President Carter today sought to turn the potentially damaging consumer price index figures to political advantage by warning voters not to buy Ronald Reagan's proposals for an across-the-board tax cut.
Carter acknowledged that the 1 percent jump in the index was evidence of strong inflationary forces in the economy, adding that Reagan's proposed tax cut "would be like pouring gasoline on a fire."
The president said that his proposal for a tax cut next year, weighted more heavily to business than is Reagan's, would not be inflationary.
In a prepared text of his opening remarks at the Knights of Columbus hall here, Carter said, "Most people recognize that fighting inflation is not easy. It requires patience."
Reagan has tried to build his fall campaign around the economic issue, charging Carter with failure to control inflation or unemployment. Carter has avoided disucssing the economy during most of the campaign, concentrating instead on the war-peace issue. But with today's inflation figures, there was no way he could avoid it, and he decided to attack rather than be put on the defensive.
On election day, Carter said, voters "must choose between my policies, which will build our country's economic strength and actually work to reduce inflation -- that lay the foundation of a true economic renaissance in America -- or those which will squander our hopes on economic voodoo."
The president also took a slap at the Rev. Ralph David Abernathy, Charles Evers and other black leaders who have endorsed Reagan.
"Actually, they are former black leaders. They're not black leaders now," Carter said. He pointed out that Abernathy once headed the Southern Christian Leadership Conference, but that the present leader, the Rev. Joseph Lowery, endorsed Carter Thursday.
Carter's campaign stop here before flying on to a campaign appearance in Gerald R. Ford's home town, Grand Rapids, Mich. -- where he took questions from 25 high school seniors and their parents -- provided a new variation on the meetings with small groups of citizens that have become a staple of his reelection campaign.

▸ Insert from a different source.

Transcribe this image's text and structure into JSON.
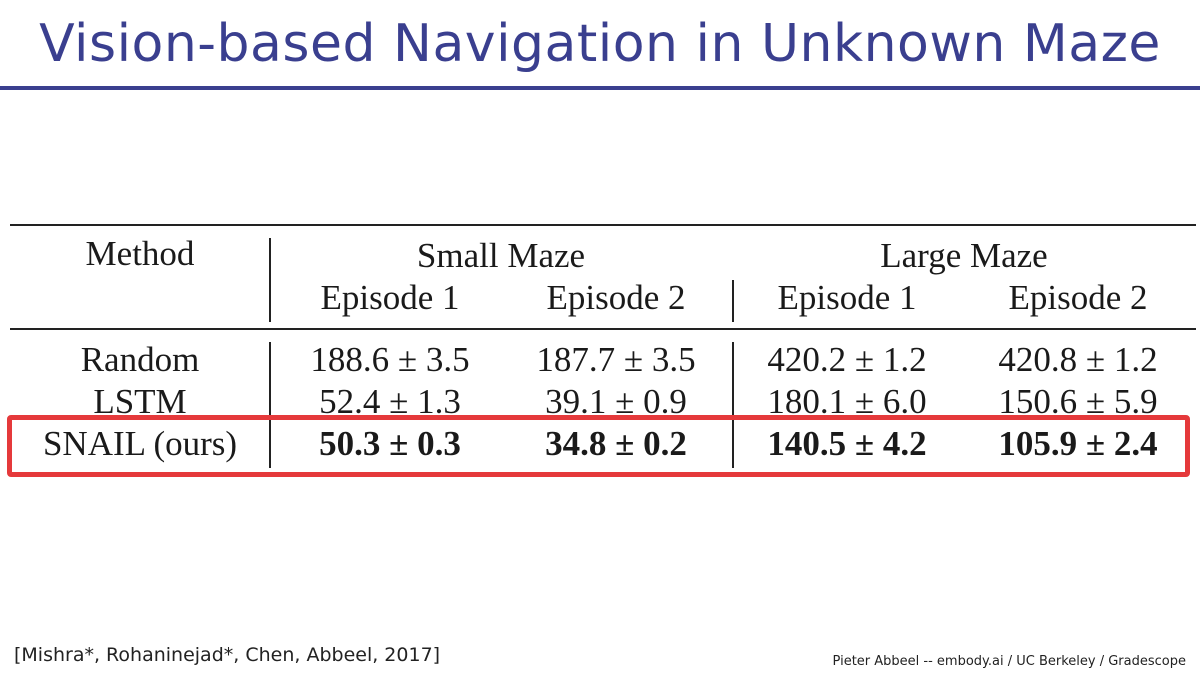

The president was invited here by Catherine and James Rafferty, and the roughly 55 persons seated around him in the Knights of Columbus hall were relatives or friends of the Raffertys.
These invited guests who put questions to the president were far outnumbered by the reportes and cameramen recording the event.
Meanwhile, several thousand people filed the sidewalks of Monmouth Street outside the hall, cheering Carter as he passed and waving American flags.
The crowd was enlarged by the nearby Mary Ethel Costello School's decision to release its students early for the president's appearance. The school also distributed the American flags.
Carter also misstated one of the elements of the economic policy package he proposed in August. The president said that he advocates the removal of the "marriage penalty," which requires a working husband and working wife to pay more income tax then they would if they had the same income but were not married. Carter's economic plan, however, calls for only a partial easing of that penalty.
The president followed a pattern of many of his recent campaign appearances by seeking to wrap himself in the tradition of his Democratic predecessors in the White House. Carter said: "We are in the history and the theme and commitment and principles and ideals and tradition of Franklin Roosevelt, Harry Truman, John Kennedy and Lyndon Johnson . . ."
In heavily Irish and Italian Catholic Gloucester City, where Carter was appealing to the media audiences in New Jersey and Philadelphia, the president tried to soften his opposition to tuition tax credits for parents of parochial school students by saying "we will go ahead and continue to increase the allotment of federal funds for the parochial and for the public schools."
Carter was warmly received, but he also wasn't taking any chances.
In reckless disregard of his electoral prospects in Kansas City and Houston, Carter kept a red and white Phillies cap on a stool by his side as he answered the groups's questions.
At the end, he donned the cap of the new world baseball champions.